The primary benefit of stock appreciation rights is that employees can receive proceeds from stock price increases without having to buy stock.
Stock appreciation rights offer the right to the cash equivalent of a stock's price gains over a predetermined time interval. Employers almost always pay this type of bonus in cash. However, the company may pay the employee bonus in shares. In most cases, employees can exercise SARs after they vest. When SARs vest, it simply means that they become available to exercise. Employers generally issue SARs along with stock options. These stock appreciation rights are called tandem SARs. They assist in funding the purchase of options and help pay off taxes due at the time the SARs are exercised.
Like several other forms of stock compensation, SARs are transferable and are often subject to clawback provisions. Clawback provisions specify conditions under which the company may take back some or all of the income received by employees under the plan. For example, they might allow the firm to withdraw SARs if an employee goes to work for a competitor before a specified date. SARs are also frequently awarded according to a vesting schedule that ties them to performance goals set by the company.
SARs are taxed the same way as non-qualified stock options (NSOs). There are no tax consequences of any kind on either the grant date or when they are vested. However, participants must recognize ordinary income on the spread at the time of exercise. Most employers will also withhold supplemental federal income tax. Furthermore, they will hold back funds to pay state and local taxes where applicable.
Many employers will also withhold taxes on SARs in the form of shares. For example, an employer may only give a certain number of shares and withhold the remainder to cover the tax. As with NSOs, the amount of income recognized upon exercise becomes the cost basis for taxes when holders sell the shares.

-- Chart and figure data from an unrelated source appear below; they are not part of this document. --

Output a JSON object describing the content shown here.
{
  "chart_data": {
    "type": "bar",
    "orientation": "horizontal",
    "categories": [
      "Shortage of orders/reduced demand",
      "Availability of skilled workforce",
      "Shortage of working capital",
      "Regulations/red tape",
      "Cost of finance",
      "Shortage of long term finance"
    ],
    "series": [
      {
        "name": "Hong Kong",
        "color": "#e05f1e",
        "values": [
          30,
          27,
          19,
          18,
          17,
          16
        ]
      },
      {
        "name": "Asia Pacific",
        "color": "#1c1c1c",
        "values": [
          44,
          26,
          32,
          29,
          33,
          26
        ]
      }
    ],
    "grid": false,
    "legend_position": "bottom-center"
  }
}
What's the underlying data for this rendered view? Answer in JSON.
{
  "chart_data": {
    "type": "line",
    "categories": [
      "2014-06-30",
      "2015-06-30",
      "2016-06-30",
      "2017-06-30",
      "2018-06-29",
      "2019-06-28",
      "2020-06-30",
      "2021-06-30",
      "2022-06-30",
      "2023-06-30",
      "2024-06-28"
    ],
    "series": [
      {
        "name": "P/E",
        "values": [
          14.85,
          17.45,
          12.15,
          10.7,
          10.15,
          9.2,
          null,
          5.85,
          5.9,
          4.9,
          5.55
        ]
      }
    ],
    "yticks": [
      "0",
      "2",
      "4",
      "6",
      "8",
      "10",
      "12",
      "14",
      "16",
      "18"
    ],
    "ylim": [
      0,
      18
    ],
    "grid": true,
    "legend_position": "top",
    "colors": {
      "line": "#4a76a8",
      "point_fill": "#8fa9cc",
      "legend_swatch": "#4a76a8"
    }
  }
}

SARs are similar in some ways to phantom stock. The major difference is that phantom stocks are typically reflective of stock splits and dividends. Phantom stock is a promise that an employee will receive either the value of the company's shares or the amount that the stock price increases during a specified period. The phantom stock bonus an employee receives is taxed as ordinary income at the time it is received. Phantom stock is not tax-qualified, so it does not have to follow the rules that employee stock ownership plans (ESOPs) and 401(k)s must follow.
The greatest advantage of SARs is flexibility. Companies can structure SARs in a variety of ways that work best for different individuals. However, this flexibility requires making numerous choices. Companies offering SARs must decide which employees receive them, the value of these bonuses, the liquidity of the SARs, and which vesting rules to adopt.
Employers like SARs because the accounting rules for them are more favorable than in the past. They receive fixed instead of variable accounting treatment, much like conventional stock option plans. However, SARs require the issuance of fewer shares and dilute the share price less than traditional stock plans. Like all other forms of equity compensation, SARs can also serve to motivate and retain employees.
Despite their many benefits, SARs are a high-risk form of employee compensation. If the company's stock does not appreciate, SARs often expire worthless.
Consider an employee who earns 200 SARs as a performance bonus. Furthermore, suppose that the SARs mature after a period of two years. The stock of the company then proceeds to increase by $35 a share over those two years. The result is that the employee receives $7,000 (200 SARs x $35 = $7,000) in additional compensation. These SARs could also have a clawback provision where employees lose them if they leave the company before the two-year period ends.